I have read mixed reviews (e.g. http://www.nytimes.com/2011/03/20/books/review/book-review-the-paris-wife-by-paula-mclain.html) of The Paris Wife but I have to say I am enjoying every page of it.

First of all, consider the title.  If you have chosen to be a wife, why not be one in Paris?!  Now I understand the French can be notoriously rude to Americans, especially if we try to engage them with our horrible version of their delicate language. And of course French husbands are famously unfaithful, can have prominent noses and smell too strongly of Bleu De Channel. But you can’t beat other aspects of the parisian wife lifestyle.  Intimate sidewalk cafes, evening strolls by the Seine, the art museums, the shopping, the adorable tiny cars, wine at lunch, the shopping, wine at teatime, the shopping, the food, the wine, the shopping.  You get the picture.
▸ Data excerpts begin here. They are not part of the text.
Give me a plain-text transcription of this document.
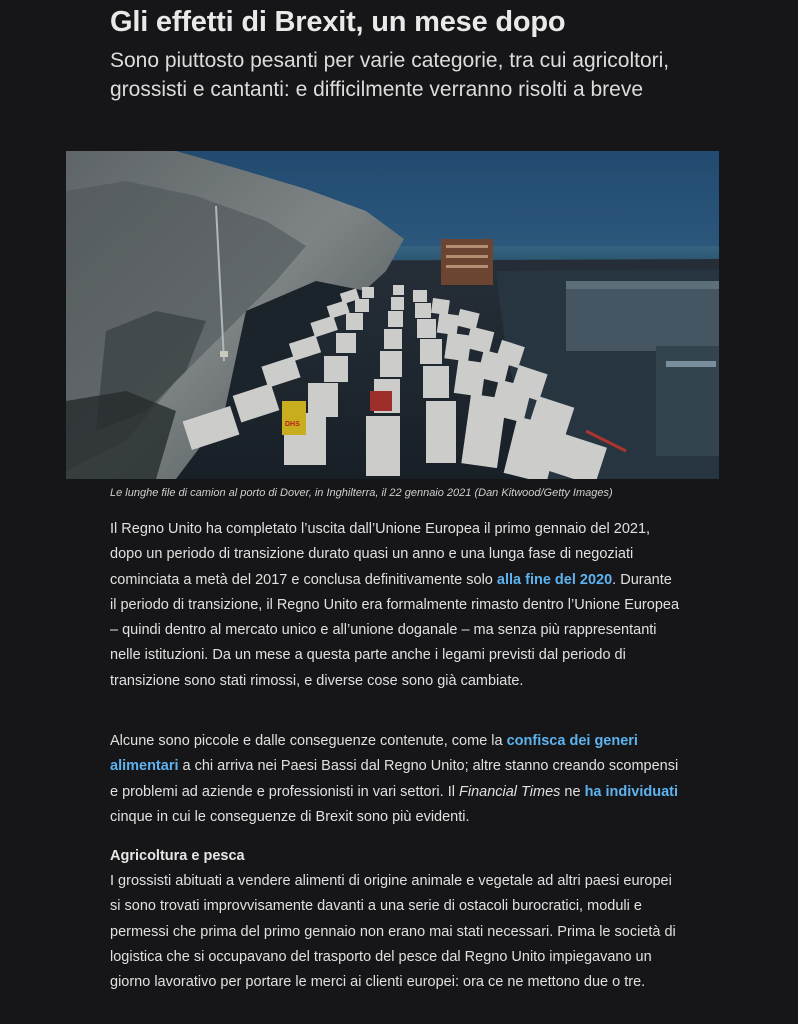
Gli effetti di Brexit, un mese dopo

Sono piuttosto pesanti per varie categorie, tra cui agricoltori, grossisti e cantanti: e difficilmente verranno risolti a breve

DHS

Le lunghe file di camion al porto di Dover, in Inghilterra, il 22 gennaio 2021 (Dan Kitwood/Getty Images)

Il Regno Unito ha completato l’uscita dall’Unione Europea il primo gennaio del 2021, dopo un periodo di transizione durato quasi un anno e una lunga fase di negoziati cominciata a metà del 2017 e conclusa definitivamente solo alla fine del 2020. Durante il periodo di transizione, il Regno Unito era formalmente rimasto dentro l’Unione Europea – quindi dentro al mercato unico e all’unione doganale – ma senza più rappresentanti nelle istituzioni. Da un mese a questa parte anche i legami previsti dal periodo di transizione sono stati rimossi, e diverse cose sono già cambiate.

Alcune sono piccole e dalle conseguenze contenute, come la confisca dei generi alimentari a chi arriva nei Paesi Bassi dal Regno Unito; altre stanno creando scompensi e problemi ad aziende e professionisti in vari settori. Il Financial Times ne ha individuati cinque in cui le conseguenze di Brexit sono più evidenti.

Agricoltura e pesca

I grossisti abituati a vendere alimenti di origine animale e vegetale ad altri paesi europei si sono trovati improvvisamente davanti a una serie di ostacoli burocratici, moduli e permessi che prima del primo gennaio non erano mai stati necessari. Prima le società di logistica che si occupavano del trasporto del pesce dal Regno Unito impiegavano un giorno lavorativo per portare le merci ai clienti europei: ora ce ne mettono due o tre.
And beyond the romance of imagining yourself as a Paris wife, this Paris wife is married to Ernest Hemingway! Now here again, he may have been no dreamboat to live with and perhaps a little egotistical and for sure a man’s man who loved more than a few fingers of scotch, beautiful women and indulged an insatiable lust for adventure. Aside from that, the author, Paula McLain, paints an intimate portrait of the world Hemingway and his wife Hadley inhabited in Paris in the early 1920’s. Carousing with the fabled “Lost Generation” in the City of Light, Ernest and Hadley are part of quite a crowd– Ezra Pound, Gertrude Stein, F. Scott and Zelda.  I mean, really.  Can you imagine it?  All these young, ambitious, struggling, soon-to-be-famous artists come to life on the page and play out the stories that put us to sleep in eighth grade English but entice and haunt us as adults.

Pick it up.  Especially in hardback.  As you can see it has a great cover, but it’s hard to beat what lies beneath it.